2-> At a given time a value can have only a single owner. ( that is, a single value can't be owned by multiple variables at the same time )

3-> When the owner goes out of scope the value is freed. ( the memory where the value was stored is freed )

That is the major chunk of it.

Inside the Rust compiler ( rustc ) we have a part inside it called the Borrow Checker, and that is the infamous thing.

Borrow Checker is the one that verifies whether everything checks out or not.

There are a few other side notes that go along with these 3 rules.

1-> By default Rust does not copy your values, it moves them.

References

References can be though of as pointers to the value they are referencing, they don't have the ownership of the value, so we are not breaking the 2nd rule with them. They are simply a way to get to the value using some other variable.

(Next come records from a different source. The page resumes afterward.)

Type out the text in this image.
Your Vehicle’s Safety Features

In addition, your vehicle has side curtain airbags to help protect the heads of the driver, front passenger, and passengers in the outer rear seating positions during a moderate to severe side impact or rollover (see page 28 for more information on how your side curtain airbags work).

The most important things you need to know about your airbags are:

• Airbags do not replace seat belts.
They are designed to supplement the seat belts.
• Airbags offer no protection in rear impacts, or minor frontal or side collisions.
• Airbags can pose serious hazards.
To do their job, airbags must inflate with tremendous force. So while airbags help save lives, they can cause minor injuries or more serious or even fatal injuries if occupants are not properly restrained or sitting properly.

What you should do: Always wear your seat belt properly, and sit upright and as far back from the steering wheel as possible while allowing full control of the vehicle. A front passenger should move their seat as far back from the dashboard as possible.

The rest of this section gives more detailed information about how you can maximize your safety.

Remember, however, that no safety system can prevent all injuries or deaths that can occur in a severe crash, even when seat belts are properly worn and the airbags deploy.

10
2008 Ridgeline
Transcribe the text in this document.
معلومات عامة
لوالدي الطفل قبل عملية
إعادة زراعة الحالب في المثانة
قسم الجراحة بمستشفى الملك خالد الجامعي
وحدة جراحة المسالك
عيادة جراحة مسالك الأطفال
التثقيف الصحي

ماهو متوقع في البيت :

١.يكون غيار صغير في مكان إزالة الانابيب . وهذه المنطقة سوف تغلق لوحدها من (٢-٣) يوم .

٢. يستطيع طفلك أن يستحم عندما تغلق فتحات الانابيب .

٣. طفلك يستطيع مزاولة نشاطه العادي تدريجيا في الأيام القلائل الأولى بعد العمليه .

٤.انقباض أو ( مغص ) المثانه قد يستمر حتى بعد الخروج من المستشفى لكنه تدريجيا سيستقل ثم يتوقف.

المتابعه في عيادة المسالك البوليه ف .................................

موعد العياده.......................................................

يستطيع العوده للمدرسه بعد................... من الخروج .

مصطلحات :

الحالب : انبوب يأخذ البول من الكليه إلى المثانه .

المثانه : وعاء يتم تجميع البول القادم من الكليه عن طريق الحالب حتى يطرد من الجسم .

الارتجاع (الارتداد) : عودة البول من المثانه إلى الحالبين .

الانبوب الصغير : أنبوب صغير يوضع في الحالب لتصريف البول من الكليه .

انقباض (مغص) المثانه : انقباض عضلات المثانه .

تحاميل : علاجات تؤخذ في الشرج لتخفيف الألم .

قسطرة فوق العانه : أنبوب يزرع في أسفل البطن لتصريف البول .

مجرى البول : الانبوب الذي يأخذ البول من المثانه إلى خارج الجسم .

And since references are not owner of the value, the value is not freed when the reference goes out of scope.

Sometimes we just need to refer to some value and simply read it, and sometimes we want the ability to change the value. And If we don't want the ownership we can use references.

There are references for both reading ( called Immutable References ) and writing ( called Mutable References ).

Immutable References, these are used at places we don't want to update the value and just want to read it.

Mutable References, these are used at places when we also want to update ( mutate ) the value.

And regarding these references there are some rules we need to keep in mind.


Immutable references => These we can have in any amount, like any amount. But we can't have even a single one if there is a mutable reference in the same scope.

This is because Immutable reference reads value, and if we have a Mutable reference also in the same scope then the Mutable reference could change the value whenever it wants and we are cooked.

So, any amount of Immutable reference to throw around unless we have a Mutable reference in scope.

Mutable references => These can only be present one at a time. Since we don't want two variables to be able to update a value at the same time, that's kinda like breaking the second law. And if we do have one Mutable reference we can't have any Immutable Reference.